The two-year timeframe has long been a sticking point for the commissioners, with Buller suggesting the Liberal government will eventually be asked for an extension.
"Our short timelines ... will limit our ability to do in-depth analysis of data collected," the commissioners warned in the report. "Staff time and human resources limit the amount of original research we can undertake, while the short timelines limit the number of expert reports we can commission."
Buller said Wednesday the Truth and Reconciliation Commission had five years to carry out its work.
"We need enough time to the do the job properly, to hear from families and survivors who want to speak to us, to speak to institutions about their policies and procedures, and to hear from experts on human right and other topics."
She said they are "ready" for Ottawa to say no to an extension. But another commissioner, Michèle Audette, said "I have a feeling they'll say yes."
Bennett said there has not yet been a formal request for an extension, but she would like to see a detailed proposal with specifics, including solid estimates on time and money.
"I think families have said they don't want this to take forever," she said.
The commissioners produced 10 recommendation in its report, including a call for the creation of a "commemoration fund," that would help families remember their lost loved ones.
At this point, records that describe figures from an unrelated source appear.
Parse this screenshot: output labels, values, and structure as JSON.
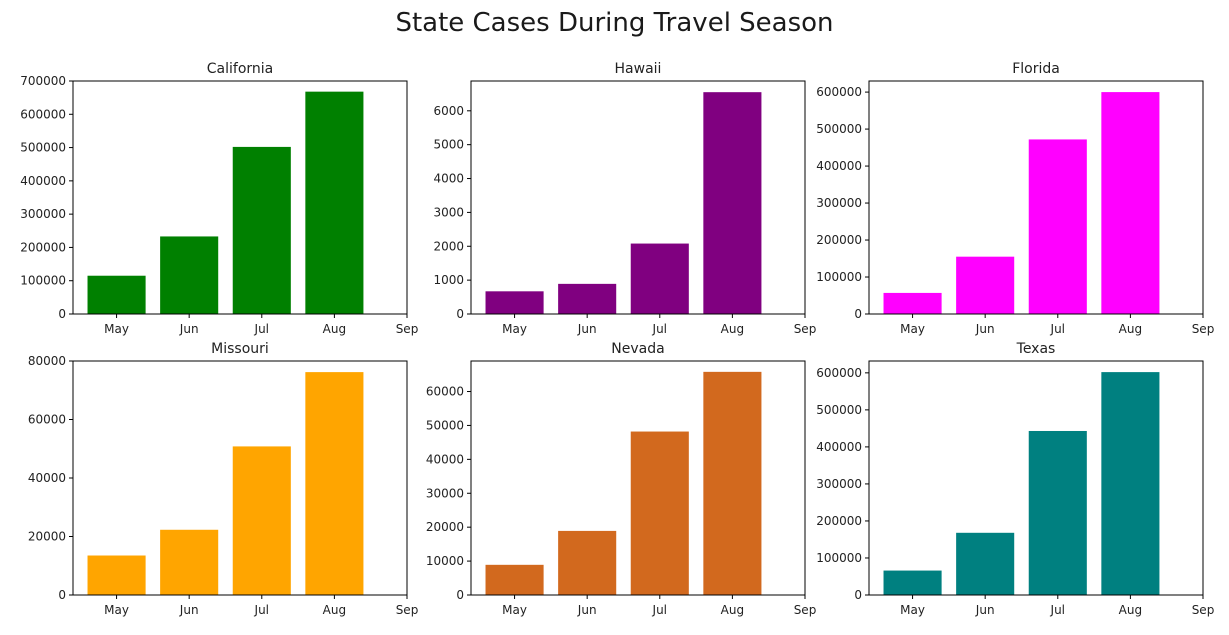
{
  "figure": {
    "title": "State Cases During Travel Season"
  },
  "chart_data": [
    {
      "type": "bar",
      "title": "California",
      "categories": [
        "May",
        "Jun",
        "Jul",
        "Aug",
        "Sep"
      ],
      "values": [
        115000,
        233000,
        502000,
        668000,
        null
      ],
      "color": "#008000",
      "ylim": [
        0,
        700000
      ],
      "yticks": [
        0,
        100000,
        200000,
        300000,
        400000,
        500000,
        600000,
        700000
      ]
    },
    {
      "type": "bar",
      "title": "Hawaii",
      "categories": [
        "May",
        "Jun",
        "Jul",
        "Aug",
        "Sep"
      ],
      "values": [
        670,
        890,
        2080,
        6550,
        null
      ],
      "color": "#800080",
      "ylim": [
        0,
        6880
      ],
      "yticks": [
        0,
        1000,
        2000,
        3000,
        4000,
        5000,
        6000
      ]
    },
    {
      "type": "bar",
      "title": "Florida",
      "categories": [
        "May",
        "Jun",
        "Jul",
        "Aug",
        "Sep"
      ],
      "values": [
        57000,
        155000,
        472000,
        600000,
        null
      ],
      "color": "#FF00FF",
      "ylim": [
        0,
        630000
      ],
      "yticks": [
        0,
        100000,
        200000,
        300000,
        400000,
        500000,
        600000
      ]
    },
    {
      "type": "bar",
      "title": "Missouri",
      "categories": [
        "May",
        "Jun",
        "Jul",
        "Aug",
        "Sep"
      ],
      "values": [
        13500,
        22300,
        50800,
        76200,
        null
      ],
      "color": "#FFA500",
      "ylim": [
        0,
        80000
      ],
      "yticks": [
        0,
        20000,
        40000,
        60000,
        80000
      ]
    },
    {
      "type": "bar",
      "title": "Nevada",
      "categories": [
        "May",
        "Jun",
        "Jul",
        "Aug",
        "Sep"
      ],
      "values": [
        8900,
        18900,
        48200,
        65800,
        null
      ],
      "color": "#D2691E",
      "ylim": [
        0,
        69000
      ],
      "yticks": [
        0,
        10000,
        20000,
        30000,
        40000,
        50000,
        60000
      ]
    },
    {
      "type": "bar",
      "title": "Texas",
      "categories": [
        "May",
        "Jun",
        "Jul",
        "Aug",
        "Sep"
      ],
      "values": [
        66000,
        168000,
        443000,
        602000,
        null
      ],
      "color": "#008080",
      "ylim": [
        0,
        632000
      ],
      "yticks": [
        0,
        100000,
        200000,
        300000,
        400000,
        500000,
        600000
      ]
    }
  ]
}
It also endorsed the idea of providing compensation to the families of a missing or murdered women through the creation of a "healing fund." The commissioners said the federal government should "immediately" commit to increase financial support, and counselling services for families and survivors.
Commissioners also suggest the government should restore funding to the now defunct Aboriginal Healing Foundation, a not-for-profit organization that funded various initiatives to help address the legacy of physical and sexual abuse suffered by survivors of the Indian residential school system. Funding for the foundation ran out in 2014.